«Tu mensaje de voz, querida Judith, me ha dolido mucho, mucho. Parecías otra, no parecías tú, tan agresiva, tan mala, tan llena de odio. Tus palabras eran hirientes: que a ti nadie te toma por tonta, que sabes muy bien que te vigilo, que ya no puedo meterte miedo, así que me deje ver, cobarde. Y que si no, vas a encontrarme, esté donde esté.» ¿De verdad ella le había dicho eso? Qué interesante. Eso quería decir que no habían sido imaginaciones suyas.
«Judith, yo nunca he querido meterte miedo, la sola idea me espanta. Pensaba que los dos teníamos intención de no oírnos ni vernos por un tiempo, por eso me retiré. Me limité a seguir el consejo de nuestros amigos en común, ellos me dieron a entender que de momento estabas disgustada conmigo, que francamente me tenías alergia. Pero si hay algo que no quiero es esconderme de ti. Ni tampoco que me consideres un cobarde. He escrito esta carta para decirte esto.
»Y bien, Judith, aquí estoy. Por suerte puedo seguir viviendo sin ti.

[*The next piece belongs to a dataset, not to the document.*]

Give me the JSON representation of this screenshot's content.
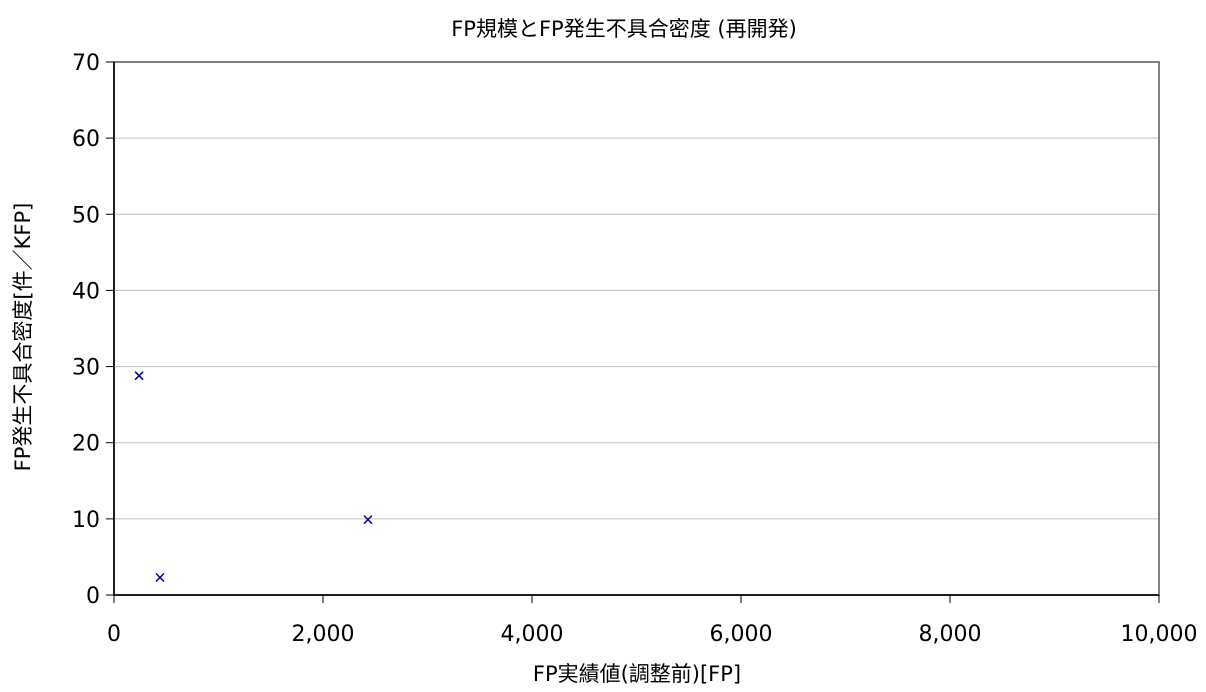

Sin embargo, mi mayor anhelo, el deseo de mi vida, es que podamos llegar a ser amigos. Siempre que me necesites, estaré ahí para ti, te lo aseguro. De todos modos, nadie puede quitarme lo que siento por ti. Siempre fiel, Hannes».

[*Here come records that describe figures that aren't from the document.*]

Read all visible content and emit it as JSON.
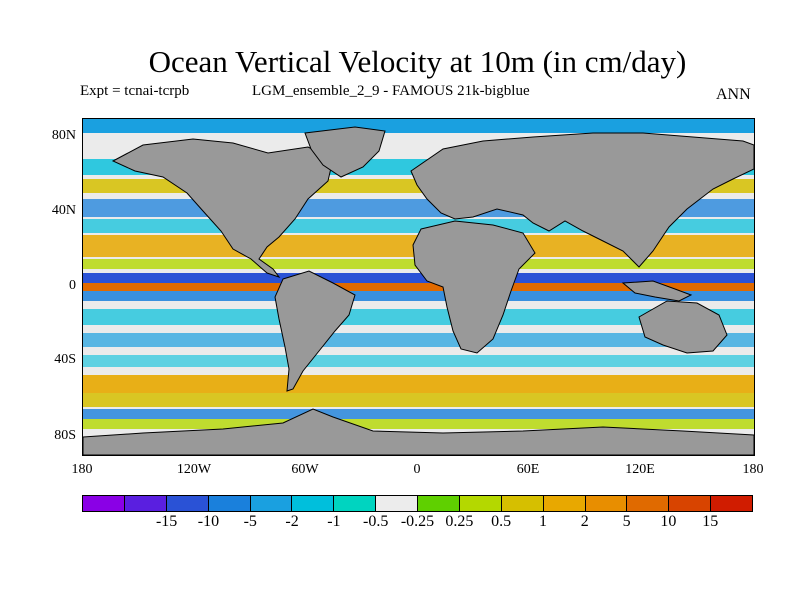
{
  "title": "Ocean Vertical Velocity at 10m (in cm/day)",
  "experiment_label": "Expt = tcnai-tcrpb",
  "run_label": "LGM_ensemble_2_9 - FAMOUS 21k-bigblue",
  "season": "ANN",
  "map": {
    "land_color": "#999999",
    "background_color": "#ebebeb",
    "lat_labels": [
      "80N",
      "40N",
      "0",
      "40S",
      "80S"
    ],
    "lon_labels": [
      "180",
      "120W",
      "60W",
      "0",
      "60E",
      "120E",
      "180"
    ]
  },
  "colorbar": {
    "colors": [
      "#8a00e6",
      "#5a1fe0",
      "#2a52d6",
      "#1a80dc",
      "#1aa0e0",
      "#00bfdc",
      "#00d4c0",
      "#ececec",
      "#5fd000",
      "#b4d800",
      "#d6bf00",
      "#e8a800",
      "#e88e00",
      "#e06a00",
      "#d84400",
      "#d01c00"
    ],
    "labels": [
      "-15",
      "-10",
      "-5",
      "-2",
      "-1",
      "-0.5",
      "-0.25",
      "0.25",
      "0.5",
      "1",
      "2",
      "5",
      "10",
      "15"
    ]
  }
}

Ella dejó la carta a un lado, volvió a observar su mano, que había permanecido en calma, se sirvió una taza de café tibio con cafeína del termo azul, tomó un vaso de agua, sacó una pastilla del blister, se la llevó a la boca, detuvo la mano a medio camino, partió la pastilla por la mitad, guardó una mitad, tragó la otra, bebió un sorbo de agua, cerró los puños con la callada alegría anticipada por una victoria que se había vuelto realista y dijo:
—No hay nada que temer, no hay nada que temer.
Luego consiguió la proeza de dormir tres noches seguidas de un tirón. Además, ansiaba compañía. Había que celebrar ambas cosas. Como en épocas ancestrales, organizó la noche del sábado en grupo desde la bañera. Gerd se alegró muchísimo y aceptó de inmediato, aunque él y Romy ya tenían entradas para un concierto de soul en el club Porgy & Bess.
Judith: —¿Romy?
Gerd: —Sí, Romy. Llevamos trece días.
Judith: —¡Si llegáis a quince, tienes que traerla sin falta!
Ilse, Roland, Lara, Valentin: todos tenían planes para el sábado, pero ni por asomo ninguno tan bueno como ir a comer estofado de venado a casa de la por lo visto restablecida y entusiasta Judith. Ésos sí que eran amigos, gente a la que ella le caía francamente bien, siempre dispuestos a celebrar su reincorporación a la maravillosa banalidad de la rutina de los fines de semana. Al día siguiente, también aceptó la invitación Nina, la hija de la casa de música König. (Puede que Gerd ya estuviese de nuevo sin pareja).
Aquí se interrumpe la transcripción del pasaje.